Call Number: WA MSS S-1452

Scope and Contents

The George M. Davidson Papers document Davidson's overland journey to California in 1849 and the operation of his general store in Pine Grove at the Sears Diggings, Sierra County, California. There are some personal papers and miscellaneous mining records for Butte and Sierra counties. The papers span the period 1848 to 1866, but the bulk of the collection dates from 1849 to 1855.

The papers are arranged in three groups, Personal Papers, Financial and Business Records, and Mining Records.

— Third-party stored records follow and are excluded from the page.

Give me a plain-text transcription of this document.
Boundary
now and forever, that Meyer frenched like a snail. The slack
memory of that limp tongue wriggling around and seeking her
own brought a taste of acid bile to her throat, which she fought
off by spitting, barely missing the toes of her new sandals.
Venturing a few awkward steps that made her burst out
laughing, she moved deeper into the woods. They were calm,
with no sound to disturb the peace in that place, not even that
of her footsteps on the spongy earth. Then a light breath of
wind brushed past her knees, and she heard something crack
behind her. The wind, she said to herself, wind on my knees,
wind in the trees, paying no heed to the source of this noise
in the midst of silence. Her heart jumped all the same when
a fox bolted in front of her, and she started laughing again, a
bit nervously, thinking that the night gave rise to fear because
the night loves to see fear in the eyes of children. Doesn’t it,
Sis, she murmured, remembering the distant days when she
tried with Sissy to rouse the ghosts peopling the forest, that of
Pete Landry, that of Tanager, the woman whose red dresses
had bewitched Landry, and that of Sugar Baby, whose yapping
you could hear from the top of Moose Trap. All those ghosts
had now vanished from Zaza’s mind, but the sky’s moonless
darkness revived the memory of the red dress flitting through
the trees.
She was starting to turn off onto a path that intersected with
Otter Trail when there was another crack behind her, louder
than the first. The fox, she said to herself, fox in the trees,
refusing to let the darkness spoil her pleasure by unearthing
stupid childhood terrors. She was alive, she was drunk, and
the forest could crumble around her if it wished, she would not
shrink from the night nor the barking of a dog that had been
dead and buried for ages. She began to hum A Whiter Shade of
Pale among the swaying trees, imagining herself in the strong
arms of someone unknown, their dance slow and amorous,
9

Personal Papers consists of Davidson's 1849-50 diary, correspondence for 1848-55, and a portrait of Davidson. The diary covers 153 days from May 12 to October 20, 1849, describing Davidson's "trip across the plains" and his arrival in the California gold fields. Early entries focus on the deaths of emigrants and animals and the general despair and turning back of many emigrants. Much attention is given to the hardships and hazards en route: cholera attacks, straying and stolen cattle, Indian encounters, buffalo hunting, separation from the main wagon train, difficult terrain, bad weather. Despite the numerous hardships, Davidson's optimism remained high on his arrival at the gold mines. "[The] country looked all day as though there might be gold in all the hollows we passed" (October 14). He complains, however, of high prices, and his entries for October 10 and October 18 list the going prices for a number of items. The diary ends on October 20, 1849, shortly after Davidson's arrival in California. It reveals nothing of his mining activities or his life in California.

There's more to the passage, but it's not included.